What is Bokashi Composting?Now, let’s talk about what Bokashi composting actually is. This Japanese method of composting relies on fermenting your kitchen scraps using beneficial microbes in a grain-based inoculant. It’s a simple process that anyone can do at home. The benefits of Bokashi composting are plentiful. You can compost bones, shells, meat, and dairy, and there’s no loss of nutrients. Plus, there are no bugs or rodent issues, and no offensive odors. The Bokashi composting process is straightforward and requires little time and space. All you need is a Bokashi bin and some bran, and you’re ready to start composting!
What Tools and Tips Can I Use to Compost Kitchen Scraps in an Overgrown Yard?
Clearing your overgrown yard to create a thriving composting area is essential. Begin by using a pitchfork or shovel to clear the space and remove large debris. Invest in a compost bin or build one yourself to contain the kitchen scraps. Utilize a kitchen compost pail for convenience and regularly add organic waste. Remember to turn the compost regularly to ensure proper decomposition.

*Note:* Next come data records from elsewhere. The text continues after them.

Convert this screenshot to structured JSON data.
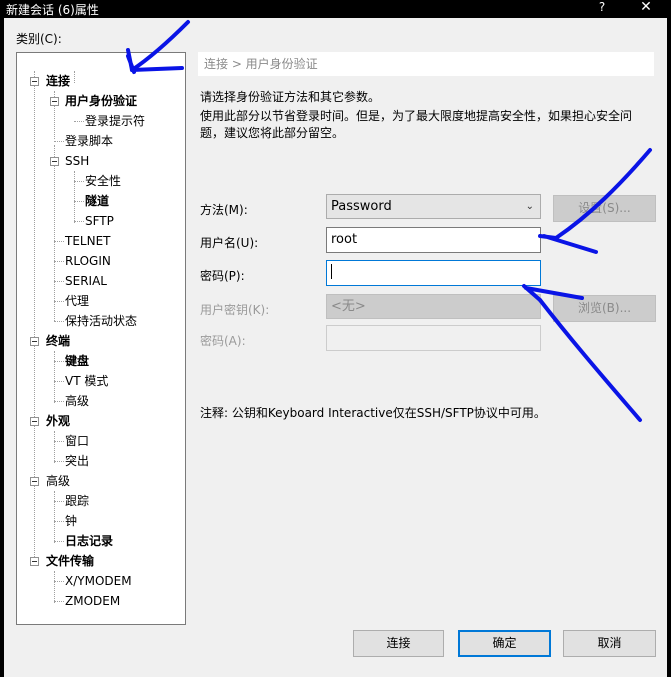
{
  "window": {
    "title": "新建会话 (6)属性",
    "help_glyph": "?",
    "close_glyph": "✕"
  },
  "category_label": "类别(C):",
  "tree": {
    "connection": "连接",
    "auth": "用户身份验证",
    "login_prompts": "登录提示符",
    "login_scripts": "登录脚本",
    "ssh": "SSH",
    "security": "安全性",
    "tunneling": "隧道",
    "sftp": "SFTP",
    "telnet": "TELNET",
    "rlogin": "RLOGIN",
    "serial": "SERIAL",
    "proxy": "代理",
    "keepalive": "保持活动状态",
    "terminal": "终端",
    "keyboard": "键盘",
    "vt_mode": "VT 模式",
    "term_advanced": "高级",
    "appearance": "外观",
    "window": "窗口",
    "highlight": "突出",
    "advanced": "高级",
    "trace": "跟踪",
    "bell": "钟",
    "logging": "日志记录",
    "file_transfer": "文件传输",
    "xymodem": "X/YMODEM",
    "zmodem": "ZMODEM"
  },
  "breadcrumb": "连接 > 用户身份验证",
  "intro": "请选择身份验证方法和其它参数。",
  "note": "使用此部分以节省登录时间。但是，为了最大限度地提高安全性，如果担心安全问题，建议您将此部分留空。",
  "form": {
    "method_label": "方法(M):",
    "method_value": "Password",
    "settings_button": "设置(S)...",
    "username_label": "用户名(U):",
    "username_value": "root",
    "password_label": "密码(P):",
    "password_value": "",
    "userkey_label": "用户密钥(K):",
    "userkey_value": "<无>",
    "browse_button": "浏览(B)...",
    "passphrase_label": "密码(A):",
    "passphrase_value": ""
  },
  "footnote": "注释: 公钥和Keyboard Interactive仅在SSH/SFTP协议中可用。",
  "buttons": {
    "connect": "连接",
    "ok": "确定",
    "cancel": "取消"
  },
  "colors": {
    "annotation": "#0a14e6",
    "focus": "#0078d7"
  }
}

Advantages and DisadvantagesIf you’re considering using the Bokashi composting method, it’s essential to weigh the pros and cons. Here are some benefits and drawbacks to help you make an informed decision:
- Bokashi composting can compost a variety of materials, including meat, bones, dairy, and citrus.
- There’s no loss of nutrients during the composting process, making the resulting compost more beneficial for plants.
- Bokashi composting doesn’t produce any offensive odors or attract rodents and bugs, making it ideal for indoor use.
- Bokashi composting requires the purchase of additional bins and bran, making it more expensive than traditional composting methods.
- The fermentation process can produce a distinctive smell that some people may find unpleasant.
- The resulting compost is very acidic when first buried, meaning it may not be suitable for all plants without additional treatment.
Tips and TricksTo get the best results from your Bokashi composting, follow these simple tips and tricks. Make sure to crush your eggshells before adding them to the bin. This helps speed up the fermentation process and ensures that the eggshells break down properly. Additionally, if you’re adding large amounts of eggshells, be sure to use extra bran to balance out the acidity.
Integration with Traditional CompostingWhen integrating Bokashi compost with traditional composting, you can layer the Bokashi compost on top of the traditional compost pile to help speed up the decomposing process. This combination of methods allows you to maximize the results of both composting methods. Here are some tips to ensure a successful integration:
- Make sure your traditional compost pile is already established and has reached a temperature of around 140-160°F before adding the Bokashi compost on top.
- Cover the Bokashi compost with a layer of soil or traditional compost to prevent any odors from escaping.
- The Bokashi compost will continue to ferment and breakdown in the traditional compost pile, so it’s important to mix the pile occasionally to ensure even decomposition.
- If you have a large amount of Bokashi compost to add, consider creating a separate area within the traditional compost pile to layer it in.
- Remember to add plenty of browns (dry leaves, wood chips, etc.) to the traditional compost pile to balance out the high nitrogen content of the Bokashi compost.